No dia em que o Brasil comemora os 200 anos de Independência, o embaixador em Angola, Rafael Vidal fala, em entrevista ao Jornal de Angola, das semelhanças entre os dois países, com relações históricas. “Não há país mais parecido com o Brasil do que Angola, e não há país mais parecido com Angola do que o Brasil”, afirma o diplomata.

O Brasil assinala, hoje, o bicentenário da sua Independência. Duzentos anos depois, que ganhos teve o país?

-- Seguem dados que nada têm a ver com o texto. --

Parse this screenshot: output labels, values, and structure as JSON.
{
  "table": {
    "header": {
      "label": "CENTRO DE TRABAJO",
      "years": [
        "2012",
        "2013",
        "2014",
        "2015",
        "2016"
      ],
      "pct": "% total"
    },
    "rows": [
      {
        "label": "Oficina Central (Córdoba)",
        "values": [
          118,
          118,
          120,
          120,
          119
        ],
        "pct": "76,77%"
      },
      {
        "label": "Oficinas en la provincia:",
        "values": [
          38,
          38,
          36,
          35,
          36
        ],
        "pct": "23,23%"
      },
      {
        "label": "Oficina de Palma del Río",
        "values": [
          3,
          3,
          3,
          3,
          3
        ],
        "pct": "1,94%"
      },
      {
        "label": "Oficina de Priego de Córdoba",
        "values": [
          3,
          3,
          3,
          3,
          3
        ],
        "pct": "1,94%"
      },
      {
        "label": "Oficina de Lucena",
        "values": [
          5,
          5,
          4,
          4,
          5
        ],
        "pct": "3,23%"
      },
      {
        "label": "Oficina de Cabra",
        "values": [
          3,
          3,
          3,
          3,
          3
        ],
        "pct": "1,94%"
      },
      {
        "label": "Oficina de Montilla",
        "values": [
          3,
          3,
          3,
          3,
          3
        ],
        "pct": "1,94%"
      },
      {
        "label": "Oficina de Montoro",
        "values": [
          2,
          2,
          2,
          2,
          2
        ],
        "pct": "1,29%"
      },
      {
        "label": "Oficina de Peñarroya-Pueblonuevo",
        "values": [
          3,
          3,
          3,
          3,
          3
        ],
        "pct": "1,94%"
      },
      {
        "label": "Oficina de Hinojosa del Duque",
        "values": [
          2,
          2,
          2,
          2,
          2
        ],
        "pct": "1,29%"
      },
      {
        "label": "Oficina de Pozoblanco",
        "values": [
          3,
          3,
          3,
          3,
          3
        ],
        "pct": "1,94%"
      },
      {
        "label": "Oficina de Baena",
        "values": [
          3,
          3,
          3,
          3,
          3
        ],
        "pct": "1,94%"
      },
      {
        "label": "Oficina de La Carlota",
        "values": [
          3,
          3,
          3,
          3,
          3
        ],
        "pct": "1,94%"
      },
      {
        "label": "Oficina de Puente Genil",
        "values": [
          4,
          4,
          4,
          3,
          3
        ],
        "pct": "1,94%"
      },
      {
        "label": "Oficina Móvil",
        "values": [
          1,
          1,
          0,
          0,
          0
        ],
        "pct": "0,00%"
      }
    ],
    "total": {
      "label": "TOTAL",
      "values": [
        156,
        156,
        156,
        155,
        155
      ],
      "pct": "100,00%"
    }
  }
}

O Brasil é a oitava economia do mundo, encontra-se em paz há mais de 150 anos, alimenta o mundo com sua agricultura, produz de alfinetes a aviões comerciais e desenvolveu uma economia formal, inovadora, com serviços de alto nnível. No plano político, é uma democracia consolidada e plural. No campo social, uma sociedade multiétnica, inclusiva, tolerante. Na justiça, um Estado de Direito. Ainda existem desafios pela frente, como a redução das desigualdades económicas, mas o Brasil conta com uma sociedade civil actuante, governo activo, um Congresso altivo e um poder judiciário alerta para a defesa dos direitos de todos. A Constituição brasileira de 1988 estabeleceu metas sociais, económicas e políticas ambiciosas e que vêm sendo cumpridas. O sistema de saúde pública, que também requer aperfeiçoamentos, pois somos 22 milhões, já apresenta avanços em inclusão das populações desamparadas, de forma gratuita, que se assemelha gradualmente ao modelo de bem-estar social. O mais importante: o Brasil e os brasileiros têm consciência dos seus problemas e buscam soluções. No plano externo, essas soluções são levadas ao mundo em desenvolvimento por meio da cooperação Sul-Sul, que actua em benefício do progresso social de nossos parceiros, dentre os quais um dos mais importantes é Angola.

O Brasil foi o primeiro país a reconhecer a Independência de Angola. De lá para cá, que avaliação faz das relações políticas e económicas entre os dois países?

O reconhecimento da Independência de Angola não foi um gesto de importância apenas protocolar: foi uma manifestação de apoio à descolonização e de aviso às forças contra-revolucionárias de que o mundo estava mudando, e era necessário que as antigas potências coloniais mudassem com ele. Nesse sentido, vindo de uma grande nação como o Brasil, membro fundador das Nações Unidas e aliado do Ocidente na campanha da Segunda Guerra Mundial contra as forças desestabilizadoras da paz e da soberania, a posição do Brasil de saltar em defesa da soberania de Angola foi de grande relevância para impedir esses movimentos recolonizadores. De lá para cá, Brasil e Angola desenvolveram uma parceria estratégica, que actua nos terrenos político, económico, cultura, comercial, de cooperação e consular-cidadão. Angola e Brasil iniciaram sua irmandade muito anos da independência, estando ambas as nações na origem da formação social dos povos angolano e brasileiro, em mais de 500 anos de integração. Como costumo dizer, não há país mais parecido com o Brasil do que Angola, e não há país mais parecido com Angola do que o Brasil.